Escaping the Classroom
Individual active instruction and personal evaluation are at the heart of Scouting but classroom style instruction is the universal default method of sharing knowledge.
Please don’t mistake what I am about to say as denigrating teachers; many of my friends are teachers and wonderful people.
I simply want to point out the difference between classroom methods and Scouting methods.
Classroom methods are not Scouting. In the classroom students are seated, inactive, passive receptors. In the classroom the teacher is the authority figure. In Scouting youth leaders are the authority figure.
Classroom instruction is not individual – what you have shared with a group is not shared with each person in that group.
Classroom instruction has a ratio of one instructor to a number of learners. The ideal ratio is one instructor to one learner.
Classroom instruction leads to things like worksheets and test taking; two things I would outlaw in Scouting if I could.
Worksheets and test taking are only needed when there’s one evaluator for many learners. Doug Stowe, author of The Wisdom of the Hands blog, is someone I would call a shop teacher (remember shop?). In this post he explains individual instruction. He quotes : All good education must be based on the nature of the child… In nature there are no two things exactly alike–no two trees, flowers, human forms or faces. No one will assert that the natures–physical, moral, or mental–of any two children are the same. If this be granted, it readily follows that … Class teaching may be good economically, but it is bad educationally . Good instruction moves incrementally from the known to the unknown, from the easy to the more difficult, from the simple to the more complex, from the concrete to the abstract. So how do we break out of the classroom model and practice Scouting methods?

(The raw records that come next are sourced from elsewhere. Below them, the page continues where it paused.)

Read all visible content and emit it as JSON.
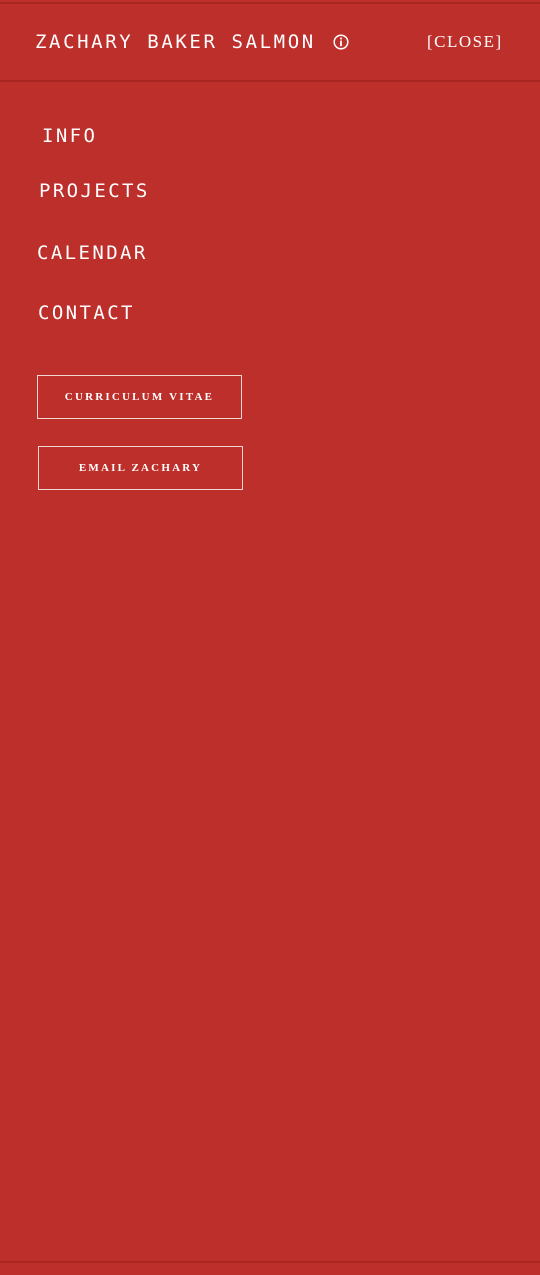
{
  "colors": {
    "background": "#bd2f2b",
    "rule": "#a82622",
    "text": "#ffffff"
  },
  "header": {
    "title": "ZACHARY BAKER SALMON",
    "info_icon": "info-circle-icon",
    "close_label": "[CLOSE]"
  },
  "nav": {
    "items": [
      {
        "label": "INFO"
      },
      {
        "label": "PROJECTS"
      },
      {
        "label": "CALENDAR"
      },
      {
        "label": "CONTACT"
      }
    ]
  },
  "buttons": {
    "cv_label": "CURRICULUM VITAE",
    "email_label": "EMAIL ZACHARY"
  }
}
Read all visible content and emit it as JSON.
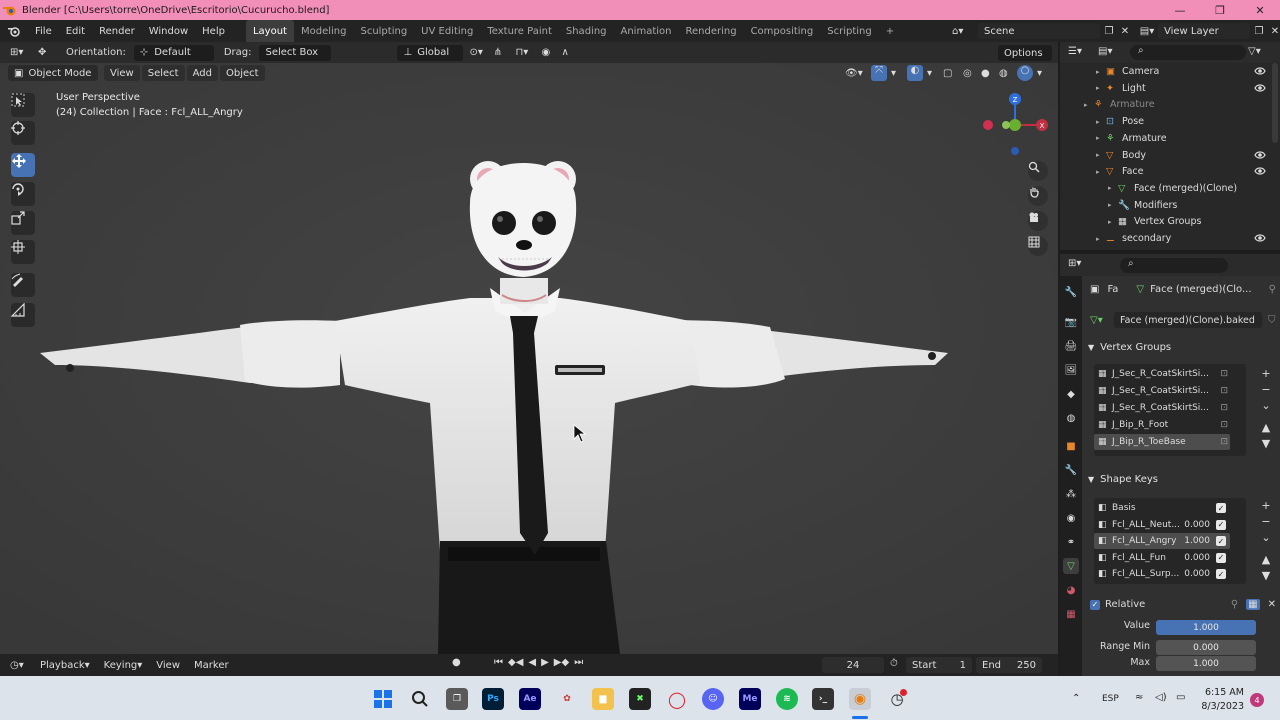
{
  "window": {
    "title": "Blender [C:\\Users\\torre\\OneDrive\\Escritorio\\Cucurucho.blend]"
  },
  "menus": [
    "File",
    "Edit",
    "Render",
    "Window",
    "Help"
  ],
  "workspaces": [
    "Layout",
    "Modeling",
    "Sculpting",
    "UV Editing",
    "Texture Paint",
    "Shading",
    "Animation",
    "Rendering",
    "Compositing",
    "Scripting"
  ],
  "workspace_add": "+",
  "scene": {
    "name": "Scene",
    "view_layer": "View Layer"
  },
  "viewport_header": {
    "orientation_label": "Orientation:",
    "orientation_value": "Default",
    "drag_label": "Drag:",
    "drag_value": "Select Box",
    "transform_space": "Global",
    "options": "Options"
  },
  "viewport_header2": {
    "mode": "Object Mode",
    "view": "View",
    "select": "Select",
    "add": "Add",
    "object": "Object"
  },
  "viewport": {
    "perspective": "User Perspective",
    "collection_info": "(24) Collection | Face : Fcl_ALL_Angry"
  },
  "timeline": {
    "playback": "Playback",
    "keying": "Keying",
    "view": "View",
    "marker": "Marker",
    "current_frame": "24",
    "start_label": "Start",
    "start": "1",
    "end_label": "End",
    "end": "250"
  },
  "outliner": [
    {
      "name": "Camera",
      "indent": 1
    },
    {
      "name": "Light",
      "indent": 1
    },
    {
      "name": "Armature",
      "indent": 0,
      "dim": true
    },
    {
      "name": "Pose",
      "indent": 1
    },
    {
      "name": "Armature",
      "indent": 1
    },
    {
      "name": "Body",
      "indent": 1
    },
    {
      "name": "Face",
      "indent": 1
    },
    {
      "name": "Face (merged)(Clone)",
      "indent": 2
    },
    {
      "name": "Modifiers",
      "indent": 2
    },
    {
      "name": "Vertex Groups",
      "indent": 2
    },
    {
      "name": "secondary",
      "indent": 1
    }
  ],
  "properties": {
    "breadcrumb_short": "Fa",
    "breadcrumb_mesh": "Face (merged)(Clo...",
    "mesh_name": "Face (merged)(Clone).baked",
    "vertex_groups_title": "Vertex Groups",
    "vertex_groups": [
      "J_Sec_R_CoatSkirtSi...",
      "J_Sec_R_CoatSkirtSi...",
      "J_Sec_R_CoatSkirtSi...",
      "J_Bip_R_Foot",
      "J_Bip_R_ToeBase"
    ],
    "shape_keys_title": "Shape Keys",
    "shape_keys": [
      {
        "name": "Basis",
        "value": ""
      },
      {
        "name": "Fcl_ALL_Neut...",
        "value": "0.000"
      },
      {
        "name": "Fcl_ALL_Angry",
        "value": "1.000"
      },
      {
        "name": "Fcl_ALL_Fun",
        "value": "0.000"
      },
      {
        "name": "Fcl_ALL_Surp...",
        "value": "0.000"
      }
    ],
    "relative_label": "Relative",
    "value_label": "Value",
    "value": "1.000",
    "range_min_label": "Range Min",
    "range_min": "0.000",
    "max_label": "Max",
    "max": "1.000"
  },
  "taskbar": {
    "lang": "ESP",
    "time": "6:15 AM",
    "date": "8/3/2023",
    "notifications": "4",
    "apps": [
      "Ps",
      "Ae",
      "Me"
    ]
  },
  "colors": {
    "titlebar": "#f28fb8",
    "accent": "#4772b3",
    "viewport": "#3d3d3d"
  }
}
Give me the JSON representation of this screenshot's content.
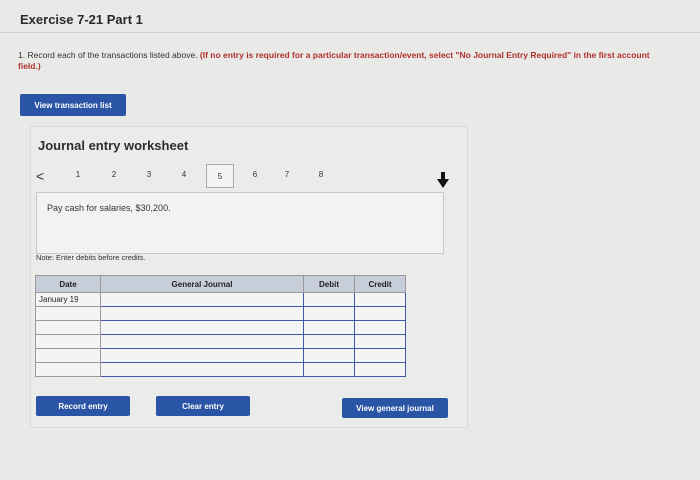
{
  "page": {
    "title": "Exercise 7-21 Part 1",
    "instruction_lead": "1. Record each of the transactions listed above. ",
    "instruction_red": "(If no entry is required for a particular transaction/event, select \"No Journal Entry Required\" in the first account field.)"
  },
  "buttons": {
    "view_transaction_list": "View transaction list",
    "record_entry": "Record entry",
    "clear_entry": "Clear entry",
    "view_general_journal": "View general journal"
  },
  "worksheet": {
    "title": "Journal entry worksheet",
    "pages": [
      "1",
      "2",
      "3",
      "4",
      "5",
      "6",
      "7",
      "8"
    ],
    "active_page": "5",
    "prev_arrow": "<",
    "description": "Pay cash for salaries, $30,200.",
    "note": "Note: Enter debits before credits."
  },
  "journal": {
    "headers": {
      "date": "Date",
      "account": "General Journal",
      "debit": "Debit",
      "credit": "Credit"
    },
    "rows": [
      {
        "date": "January 19",
        "account": "",
        "debit": "",
        "credit": ""
      },
      {
        "date": "",
        "account": "",
        "debit": "",
        "credit": ""
      },
      {
        "date": "",
        "account": "",
        "debit": "",
        "credit": ""
      },
      {
        "date": "",
        "account": "",
        "debit": "",
        "credit": ""
      },
      {
        "date": "",
        "account": "",
        "debit": "",
        "credit": ""
      },
      {
        "date": "",
        "account": "",
        "debit": "",
        "credit": ""
      }
    ]
  },
  "colors": {
    "accent": "#2a54a5",
    "instruction_red": "#b0312b",
    "header_bg": "#c7ced9"
  },
  "icons": {
    "cursor": "mouse-cursor-icon"
  }
}
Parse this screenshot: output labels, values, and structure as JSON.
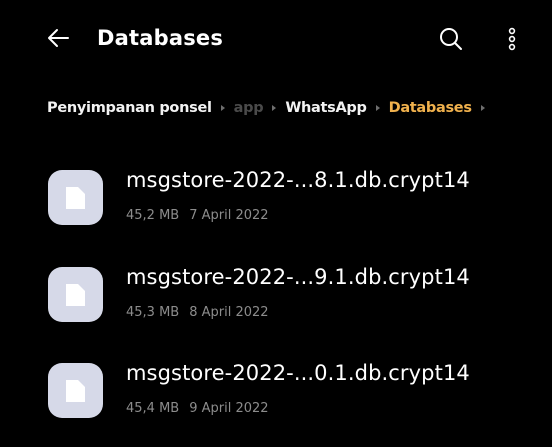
{
  "header": {
    "title": "Databases",
    "back_icon": "arrow-left-icon",
    "search_icon": "search-icon",
    "more_icon": "more-vertical-icon"
  },
  "breadcrumb": [
    {
      "label": "Penyimpanan ponsel",
      "state": "normal"
    },
    {
      "label": "app",
      "state": "faded"
    },
    {
      "label": "WhatsApp",
      "state": "normal"
    },
    {
      "label": "Databases",
      "state": "active"
    }
  ],
  "files": [
    {
      "name": "msgstore-2022-...8.1.db.crypt14",
      "size": "45,2 MB",
      "date": "7 April 2022"
    },
    {
      "name": "msgstore-2022-...9.1.db.crypt14",
      "size": "45,3 MB",
      "date": "8 April 2022"
    },
    {
      "name": "msgstore-2022-...0.1.db.crypt14",
      "size": "45,4 MB",
      "date": "9 April 2022"
    }
  ],
  "colors": {
    "background": "#000000",
    "accent": "#f0b14d",
    "file_icon_bg": "#d6d9e8",
    "meta_text": "#8c8c8c"
  }
}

The EDGE method is an example of individual, active instruction; % of time Instructor’s role Learner’s role E xplain the skill 10% Active explaining Passive Listener D emonstrate the skill 20% Active demonstration Passive Observer G uide in learning 35% Active observation Active participation E nable the skill 35% Active observation Active participation EDGE accepts that there’s a passive role for the learner, but it is brief and focused. When we apply EDGE we are creating instructors. This increases the ratio of instructors to learners further escaping the classroom model. With EDGE everyone becomes an instructor. Our Scouts are conditioned by years of training in school to instantly accept and defer to the authority of adults. We do better when we use EDGE to turn Scouts into instructors and step back from instructing ourselves. When we create instructors we also create evaluators. When the ratio of evaluator to learner is one to one we no longer need tests and worksheets nor do we tax the time of one person to test many individuals. What about the quality and consistency of instruction and evaluation? Can Scouts instruct and evaluate well?
Quality, consistency and efficiency is the aim of the classroom but it is not our aim in Scouting. The founder of Scouting, Baden-Powell, explained it best (his original emphasis is preserved in this quotation); IN view of a very elaborate curriculum that was recently drawn up by one authority for standardizing the tests for badges, I was obliged to criticize it in this sense: I hope that the compilers are not losing sight of the aim and spirit of the Movement by making it into a training school of efficiency through curricula, marks, and standards. Our aim is merely to help the boys, especially the least scholarly ones, to become personally enthused in subjects that appeal to them individually, and that will be helpful to them. We do this through the fun and jollity of Scouting; by progressive stages they can then be led on, naturally and unconsciously, to develop for themselves their knowledge. But if once we make it into a formal scheme of serious instruction for efficiency, we miss the whole point and value of the Scout training, and we trench on the work of the schools without the trained experts for carrying it out. Our standard for badge earning — as I have frequently said — is not the attainment of a certain level of quality of work (as in the school), but the AMOUNT OF EFFORT EXERCISED BY THE INDIVIDUAL CANDIDATE. This brings the most hopeless case on to a footing of equal possibility with his more brilliant or better-off brother. We want to get them ALL along through cheery self-development from within and not through the imposition of formal instruction from without. B-P’s Outlook November, 1921.